The “early detection = cure” message is a cruel joke to members of the MBC community. How many nights did I lie awake wondering, if I had just found the suspicious lumps 3 or 4 months earlier, might I, then, be a “survivor”? That pink bus seemed to be suggesting that if I had just fulfilled my personal responsibilities…. Last October, one blogger, a woman who is at high risk of breast cancer due to carrying the BRCA1 gene, had the audacity to write, “My doctor told me that women who follow the rules don’t die from breast cancer.” Such statements put the blame squarely on patients for the spread of their cancer. To which I say, screw you and the bus that you rode in on.
It’s not fair to blame patients for their illness, especially when what is needed is more research and more focus on MBC. If you are receiving fundraising messages for Breast Cancer Awareness month, please ask yourself the questions: Is this fundraiser going to benefit all breast cancer patients or just those in the early stages of the disease? Is the message focused on early detection and treatment, or is it focused on responding to the needs of all, including the most imperiled? If you would like to donate to support breast cancer research, please consider giving to an organization that recognizes the need for more research and support for MBC patients.
On October 1, I took part in my local Run for the Cure event to mark Breast Cancer Awareness Month. Given my skepticism towards these efforts, I was not sure what to expect. But, as the old feminist adage goes, Sisterhood Is Powerful. Gathering with so many people of all ages marking their personal losses from breast cancer as well as their collective hope for a cure made me feel supported. Indeed, flawed as this movement may be, it has gone a long way towards making breast cancer a popular cause. There was a time when people would not even say the word “cancer,” and now I can be celebrated for living with it. (“You’re amazing!” one young volunteer enthused when I went to pick up my free pink t-shirt.) More importantly, as I walked the course with friends who have been through the breast cancer experience, it opened up a space for us to have conversations that would otherwise feel out of place. We talked about facing fear, the places where we find strength, and dealing with the limits of scientific knowledge.
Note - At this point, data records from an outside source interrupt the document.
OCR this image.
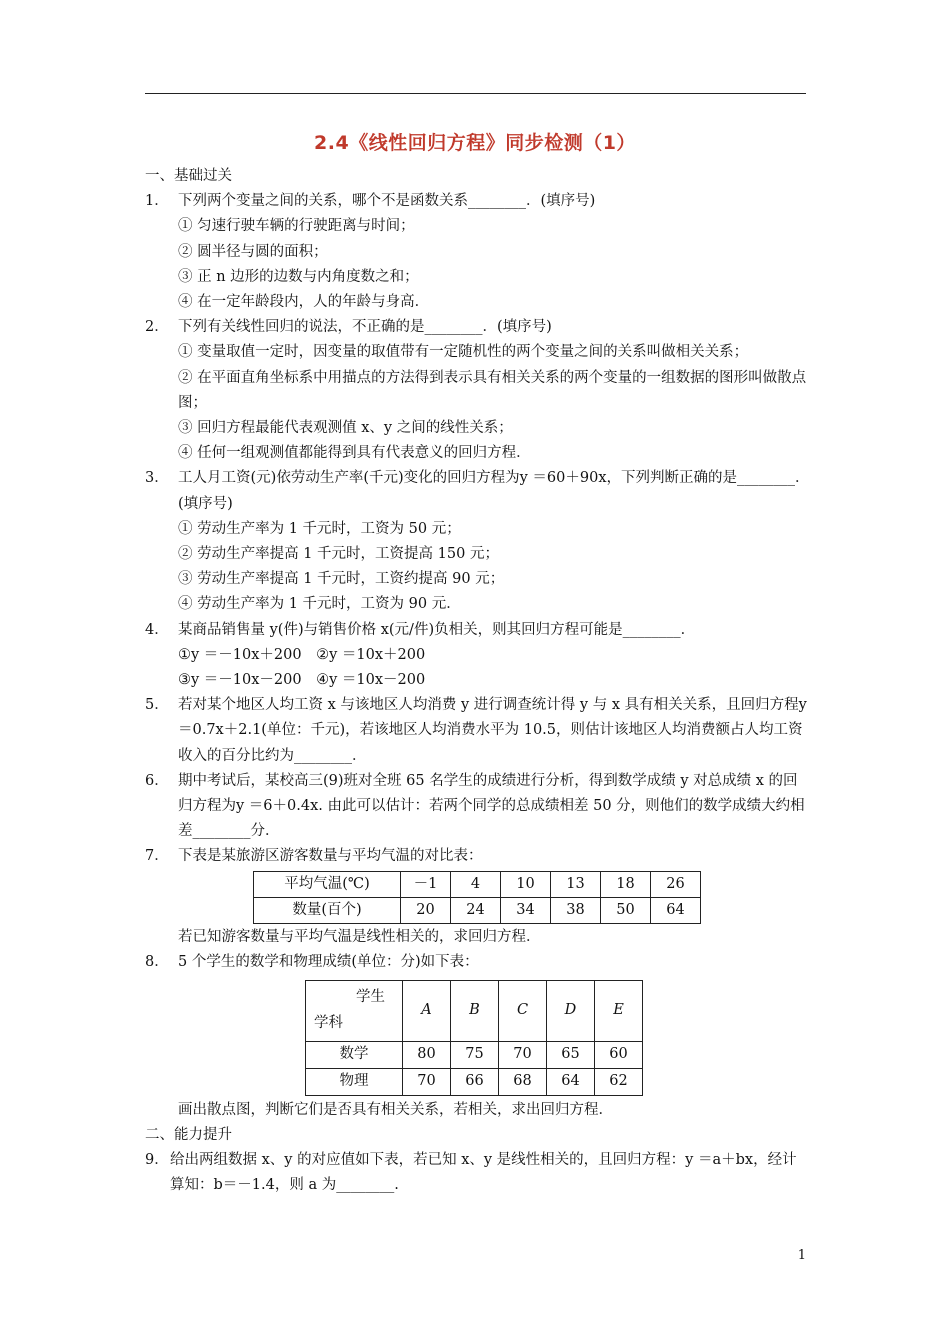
2.4《线性回归方程》同步检测（1）
一、基础过关
1． 下列两个变量之间的关系，哪个不是函数关系________．(填序号)
① 匀速行驶车辆的行驶距离与时间；
② 圆半径与圆的面积；
③ 正 n 边形的边数与内角度数之和；
④ 在一定年龄段内，人的年龄与身高．
2． 下列有关线性回归的说法，不正确的是________．(填序号)
① 变量取值一定时，因变量的取值带有一定随机性的两个变量之间的关系叫做相关关系；
② 在平面直角坐标系中用描点的方法得到表示具有相关关系的两个变量的一组数据的图形叫做散点图；
③ 回归方程最能代表观测值 x、y 之间的线性关系；
④ 任何一组观测值都能得到具有代表意义的回归方程．
3． 工人月工资(元)依劳动生产率(千元)变化的回归方程为y ＝60＋90x，下列判断正确的是________．(填序号)
① 劳动生产率为 1 千元时，工资为 50 元；
② 劳动生产率提高 1 千元时，工资提高 150 元；
③ 劳动生产率提高 1 千元时，工资约提高 90 元；
④ 劳动生产率为 1 千元时，工资为 90 元．
4． 某商品销售量 y(件)与销售价格 x(元/件)负相关，则其回归方程可能是________．
①y ＝－10x＋200　②y ＝10x＋200
③y ＝－10x－200　④y ＝10x－200
5． 若对某个地区人均工资 x 与该地区人均消费 y 进行调查统计得 y 与 x 具有相关关系，且回归方程y ＝0.7x＋2.1(单位：千元)，若该地区人均消费水平为 10.5，则估计该地区人均消费额占人均工资收入的百分比约为________．
6． 期中考试后，某校高三(9)班对全班 65 名学生的成绩进行分析，得到数学成绩 y 对总成绩 x 的回归方程为y ＝6＋0.4x. 由此可以估计：若两个同学的总成绩相差 50 分，则他们的数学成绩大约相差________分．
7． 下表是某旅游区游客数量与平均气温的对比表：
平均气温(℃)	－1	4	10	13	18	26
数量(百个)	20	24	34	38	50	64
若已知游客数量与平均气温是线性相关的，求回归方程．
8． 5 个学生的数学和物理成绩(单位：分)如下表：
学生
学科	A	B	C	D	E
数学	80	75	70	65	60
物理	70	66	68	64	62
画出散点图，判断它们是否具有相关关系，若相关，求出回归方程．
二、能力提升
9． 给出两组数据 x、y 的对应值如下表，若已知 x、y 是线性相关的，且回归方程：y ＝a＋bx，经计算知：b＝－1.4，则 a 为________.
1
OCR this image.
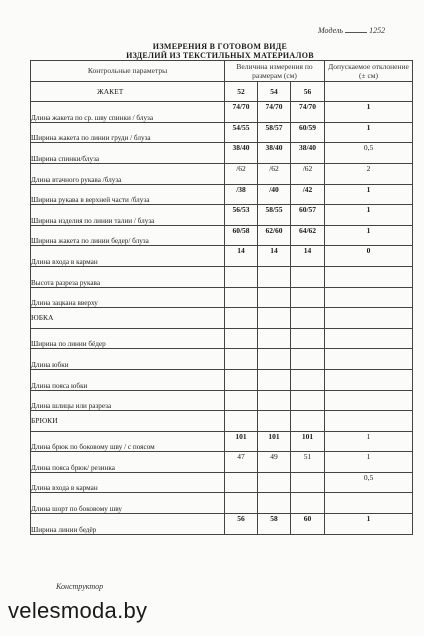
Модель	1252
ИЗМЕРЕНИЯ В ГОТОВОМ ВИДЕ
ИЗДЕЛИЙ ИЗ ТЕКСТИЛЬНЫХ МАТЕРИАЛОВ
Контрольные параметры	Величина измерения по размерам (см)			Допускаемое отклонение (± см)
ЖАКЕТ	52	54	56	
Длина жакета по ср. шву спинки / блуза	74/70	74/70	74/70	1
Ширина жакета по линии груди / блуза	54/55	58/57	60/59	1
Ширина спинки/блуза	38/40	38/40	38/40	0,5
Длина втачного рукава /блуза	/62	/62	/62	2
Ширина рукава в верхней части /блуза	/38	/40	/42	1
Ширина изделия по линии талии / блуза	56/53	58/55	60/57	1
Ширина жакета по линии бедер/ блуза	60/58	62/60	64/62	1
Длина входа в карман	14	14	14	0
Высота разреза рукава				
Длина зацкана вверху				
ЮБКА				
Ширина по линии бёдер				
Длина юбки				
Длина пояса юбки				
Длина шлицы или разреза				
БРЮКИ				
Длина брюк по боковому шву / с поясом	101	101	101	1
Длина пояса брюк/ резинка	47	49	51	1
Длина входа в карман				0,5
Длина шорт по боковому шву				
Ширина линии бедёр	56	58	60	1
Конструктор
velesmoda.by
This year that bus is back with a large pink ad, proclaiming, “Breast Cancer . . . not just a disease of older women,” next to a photograph of a vibrant young women, telling us she “was only 24 when she lost her life to breast cancer.” This acknowledgement that women die from breast cancer suggests that the message is moving in the right direction. Over the past year, I have learned that there is no shame in having MBC, and by telling my story I can change the collective understanding of breast cancer to include those of us living with the disease, not surviving.